Luan

Personal information
- Full name: Luan José Niedzielski
- Date of birth: 11 February 1991 (age 35)
- Place of birth: São Bento do Sul, Brazil
- Height: 1.76 m (5 ft 9 in)
- Position: Midfielder

Youth career
- 2004–2011: Figueirense

Senior career*
- Years: Team / Apps / (Gls)
- 2012–2016: Figueirense / 31 / (0)
- 2012: → Brusque (loan) / 6 / (0)
- 2013: → Metropolitano (loan) / 7 / (0)
- 2017: Inter de Lages / 7 / (0)

= Luan (footballer, born 1991) =

Brazilian footballer

Luan José Niedzielski (born 11 February 1991), simply known as Luan, is a Brazilian former professional footballer who played as a midfielder. He announced his retirement from playing at the age of 26.

==Career==
Born in São Bento do Sul, Santa Catarina, Luan graduated with Figueirense's youth setup. He made his senior debuts while on loan at Brusque in 2012.

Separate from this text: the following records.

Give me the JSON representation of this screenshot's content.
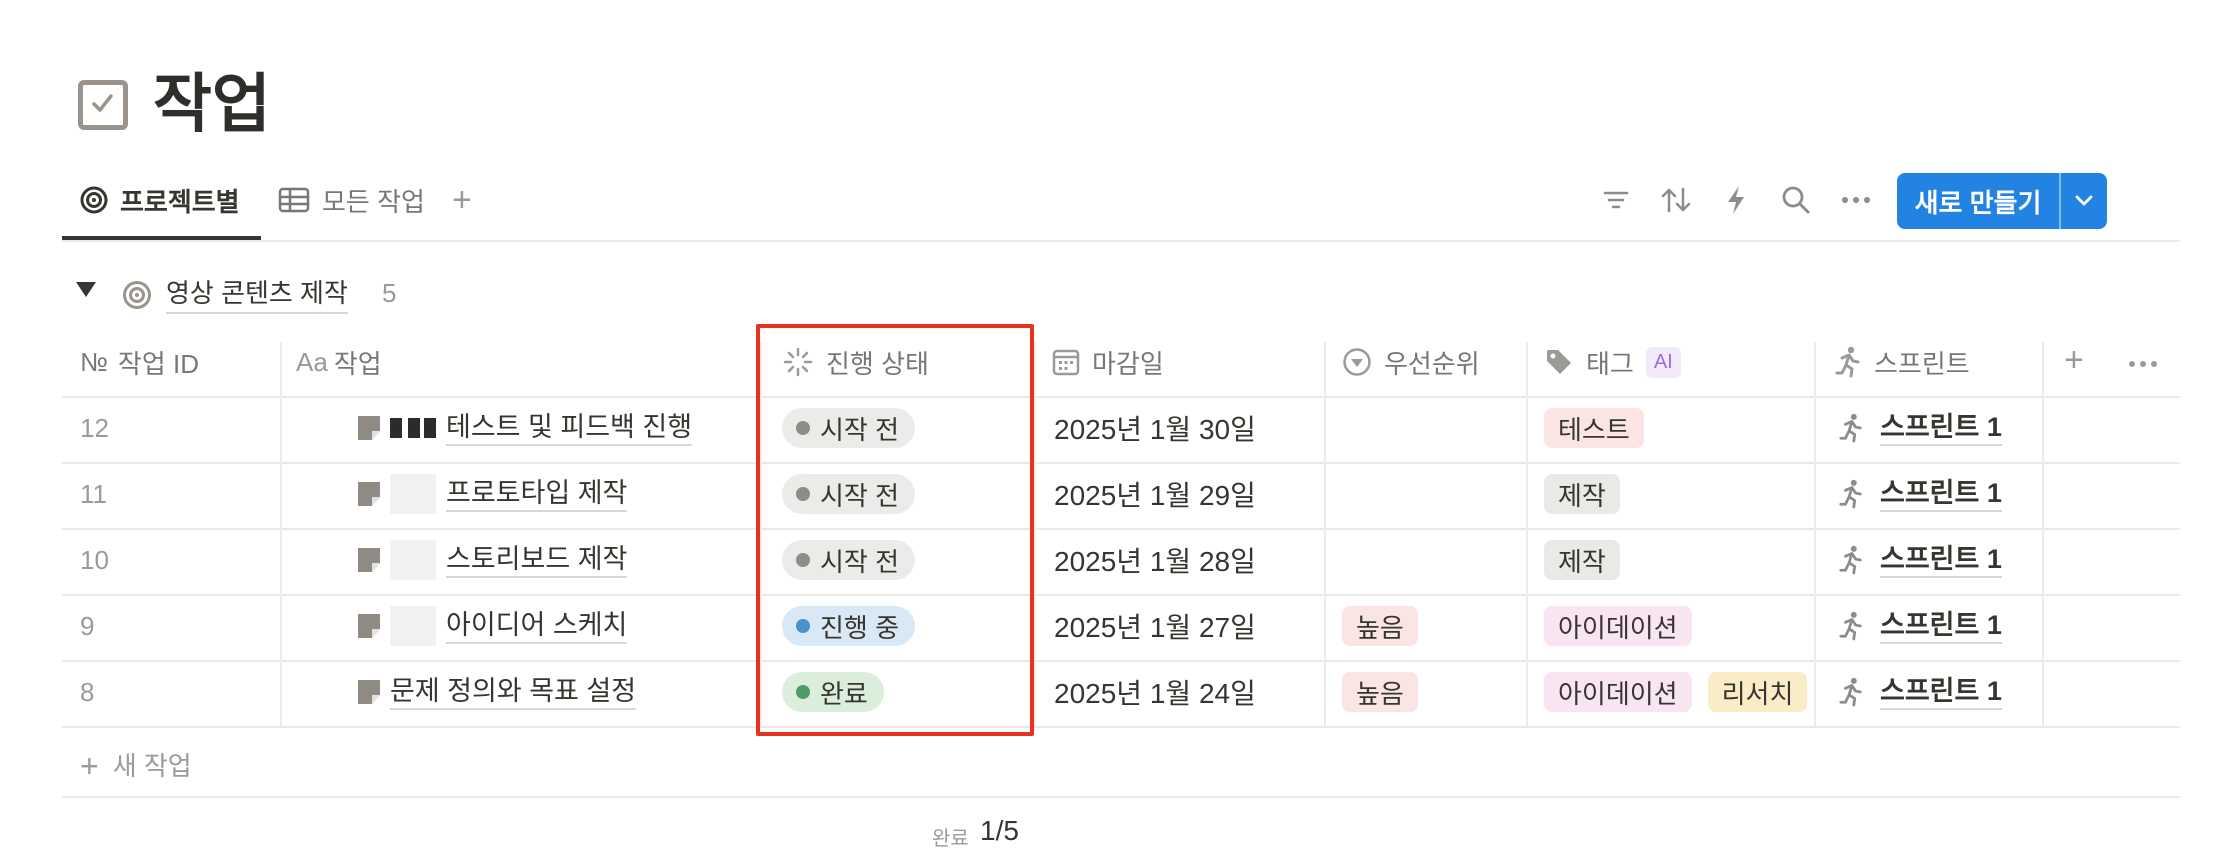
{
  "page": {
    "title": "작업",
    "title_icon": "checkbox-icon"
  },
  "tabs": [
    {
      "label": "프로젝트별",
      "icon": "target-icon",
      "active": true
    },
    {
      "label": "모든 작업",
      "icon": "table-icon",
      "active": false
    }
  ],
  "toolbar": {
    "icons": [
      "filter-icon",
      "sort-icon",
      "automation-icon",
      "search-icon",
      "more-icon"
    ],
    "new_button_label": "새로 만들기"
  },
  "group": {
    "name": "영상 콘텐츠 제작",
    "count": "5"
  },
  "columns": {
    "id": {
      "label": "작업 ID",
      "icon_text": "№"
    },
    "task": {
      "label": "작업",
      "icon_text": "Aa"
    },
    "status": {
      "label": "진행 상태"
    },
    "due": {
      "label": "마감일"
    },
    "priority": {
      "label": "우선순위"
    },
    "tags": {
      "label": "태그",
      "badge": "AI"
    },
    "sprint": {
      "label": "스프린트"
    }
  },
  "rows": [
    {
      "id": "12",
      "task": "테스트 및 피드백 진행",
      "status": "시작 전",
      "status_kind": "not-started",
      "due": "2025년 1월 30일",
      "priority": "",
      "tags": [
        {
          "label": "테스트",
          "color": "#fbe4e4"
        }
      ],
      "sprint": "스프린트 1"
    },
    {
      "id": "11",
      "task": "프로토타입 제작",
      "status": "시작 전",
      "status_kind": "not-started",
      "due": "2025년 1월 29일",
      "priority": "",
      "tags": [
        {
          "label": "제작",
          "color": "#e9e9e7"
        }
      ],
      "sprint": "스프린트 1"
    },
    {
      "id": "10",
      "task": "스토리보드 제작",
      "status": "시작 전",
      "status_kind": "not-started",
      "due": "2025년 1월 28일",
      "priority": "",
      "tags": [
        {
          "label": "제작",
          "color": "#e9e9e7"
        }
      ],
      "sprint": "스프린트 1"
    },
    {
      "id": "9",
      "task": "아이디어 스케치",
      "status": "진행 중",
      "status_kind": "in-progress",
      "due": "2025년 1월 27일",
      "priority": "높음",
      "tags": [
        {
          "label": "아이데이션",
          "color": "#f9e4f1"
        }
      ],
      "sprint": "스프린트 1"
    },
    {
      "id": "8",
      "task": "문제 정의와 목표 설정",
      "status": "완료",
      "status_kind": "done",
      "due": "2025년 1월 24일",
      "priority": "높음",
      "tags": [
        {
          "label": "아이데이션",
          "color": "#f9e4f1"
        },
        {
          "label": "리서치",
          "color": "#fbecc8"
        }
      ],
      "sprint": "스프린트 1"
    }
  ],
  "status_styles": {
    "not-started": {
      "bg": "#ebebea",
      "dot": "#8e8c89"
    },
    "in-progress": {
      "bg": "#d8e8f5",
      "dot": "#4c91c9"
    },
    "done": {
      "bg": "#dbeddb",
      "dot": "#4f9a68"
    }
  },
  "priority_color": "#fbe4e4",
  "new_task_label": "새 작업",
  "summary": {
    "label": "완료",
    "value": "1/5"
  },
  "accent_color": "#2383e2",
  "highlight_color": "#e8321f"
}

In March 2013, Luan was loaned to Metropolitano. He returned to Figueira in May, and made his professional debut on 28 May, coming on as a second-half substitute in a 4–2 away win against América-MG for the Série B championship.

On 19 April 2014, Luan made his Série A debut, starting in a 0–3 loss at Fluminense. On 23 August, in a match against Vitória, he suffered a serious knee injury, being sidelined until February of the following year.